What do Czech, Hebrew and Italian have in common?

Answer: they have just been added to the Gavagai Living Lexicon, which is an unsupervised semantic memory that continuously learns language by reading large amounts of online news and social media. You can think of the lexicon as a brain in silico (or, equivalently, as a piece of artificial intelligence) that tirelessly reads online media and learns how terms are related to each other. As of today (2016-02-16), the Gavagai Living Lexicon contains the following 20 languages:

Czech, Danish, Ducth, English, Estonian, Finnish, French, German, Hebrew, Hungarian, Italian, Latvian, Lithuanian, Norwegian, Polish, Portuguese, Romanian, Russian, Spanish, Swedish

…and more is to come!

For those who are not already familiar with the Gavagai Living Lexicon, it is a completely data-driven (unsupervised) lexicon that learns language by reading (large amounts of) online news and social media in various languages. The lexicon can be used in any application that requires a lexical component – one example can be keyword expansion – and to investigate how terms have been used in online media – as an example, the LES project uses the lexicon to investigate how terms like “democracy” have been used in a variety of languages.

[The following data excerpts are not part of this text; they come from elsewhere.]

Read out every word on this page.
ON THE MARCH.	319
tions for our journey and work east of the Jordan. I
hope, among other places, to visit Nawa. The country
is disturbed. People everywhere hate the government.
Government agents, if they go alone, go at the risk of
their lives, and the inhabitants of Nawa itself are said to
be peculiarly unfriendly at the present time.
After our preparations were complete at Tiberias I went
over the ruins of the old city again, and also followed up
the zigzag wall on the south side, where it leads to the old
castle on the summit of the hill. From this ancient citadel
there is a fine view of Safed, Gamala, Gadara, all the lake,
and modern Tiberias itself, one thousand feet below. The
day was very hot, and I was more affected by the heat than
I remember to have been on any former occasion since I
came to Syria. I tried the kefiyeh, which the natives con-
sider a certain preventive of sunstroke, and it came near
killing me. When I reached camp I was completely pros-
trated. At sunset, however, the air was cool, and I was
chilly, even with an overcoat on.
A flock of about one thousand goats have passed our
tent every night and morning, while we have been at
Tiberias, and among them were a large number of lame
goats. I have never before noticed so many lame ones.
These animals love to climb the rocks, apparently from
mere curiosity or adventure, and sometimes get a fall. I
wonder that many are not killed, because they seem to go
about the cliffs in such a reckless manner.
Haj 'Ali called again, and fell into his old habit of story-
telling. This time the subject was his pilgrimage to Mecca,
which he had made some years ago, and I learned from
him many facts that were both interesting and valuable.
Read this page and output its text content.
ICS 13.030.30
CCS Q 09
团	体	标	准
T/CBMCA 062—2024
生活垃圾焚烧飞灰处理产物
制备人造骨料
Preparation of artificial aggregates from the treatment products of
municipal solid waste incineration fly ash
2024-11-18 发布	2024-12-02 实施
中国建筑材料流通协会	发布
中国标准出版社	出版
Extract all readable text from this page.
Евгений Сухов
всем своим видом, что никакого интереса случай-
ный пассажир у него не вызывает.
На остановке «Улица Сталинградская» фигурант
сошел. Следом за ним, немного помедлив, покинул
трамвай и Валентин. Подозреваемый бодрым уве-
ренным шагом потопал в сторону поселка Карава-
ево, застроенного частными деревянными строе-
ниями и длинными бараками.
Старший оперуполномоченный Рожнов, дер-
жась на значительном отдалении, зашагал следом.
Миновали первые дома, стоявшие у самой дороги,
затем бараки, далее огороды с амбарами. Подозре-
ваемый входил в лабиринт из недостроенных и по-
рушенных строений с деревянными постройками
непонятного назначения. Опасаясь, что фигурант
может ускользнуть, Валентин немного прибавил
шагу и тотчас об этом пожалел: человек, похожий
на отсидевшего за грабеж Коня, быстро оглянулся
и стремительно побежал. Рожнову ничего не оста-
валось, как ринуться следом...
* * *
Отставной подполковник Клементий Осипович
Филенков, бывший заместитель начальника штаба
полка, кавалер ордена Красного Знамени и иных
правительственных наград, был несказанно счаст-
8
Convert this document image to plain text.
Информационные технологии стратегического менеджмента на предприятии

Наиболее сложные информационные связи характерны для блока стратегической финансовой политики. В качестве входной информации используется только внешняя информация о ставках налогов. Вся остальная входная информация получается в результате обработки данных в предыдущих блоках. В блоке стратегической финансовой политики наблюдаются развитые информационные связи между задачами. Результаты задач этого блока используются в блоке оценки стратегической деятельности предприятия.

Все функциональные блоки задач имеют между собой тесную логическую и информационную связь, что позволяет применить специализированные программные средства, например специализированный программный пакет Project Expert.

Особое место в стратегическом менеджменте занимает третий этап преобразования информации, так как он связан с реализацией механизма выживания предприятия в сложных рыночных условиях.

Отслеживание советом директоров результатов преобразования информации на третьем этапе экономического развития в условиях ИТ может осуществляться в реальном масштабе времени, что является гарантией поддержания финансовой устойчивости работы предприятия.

The Living Lexicon learns various kinds of relations between terms. As an example, the lexicon has learned that the term “costa” in Italian can have several different meanings; in the sense of “coast”, referring to coastal regions, in the sense of “cost”, referring to the cost of things, and as a surname. The lexicon has also learned several different multiword terms featuring the word “costa”, like “costa rica” and “costa azzurra”, and it has learned that “costa” often occurs in a sports context, in documents about soccer (predominantely when used in its surname sense). And it has learned all this from merely reading online text, without any form of human supervision. For those interested in the technical aspects of the lexicon, we will present the underlying algorithms and architecture of the system at this year’s LREC conference in May.

We see the Living Lexicon as a long-term experiment that investigates:

– how unsupervised distributional semantic models (aka word embeddings) behave when continuously fed with large amounts of online media;

– how language use evolves over time.

Apart from being an interesting experiment in its own right, the Living Lexicon also constitutes a very important building block in most of the commercial products we develop at Gavagai. Examples of products utilizing the Living Lexicon include the Gavagai Monitor, which is a tool for social media monitoring, and the Gavagai Explorer, which is a tool for exploring various types of text data, like open-ended survey questions and reviews.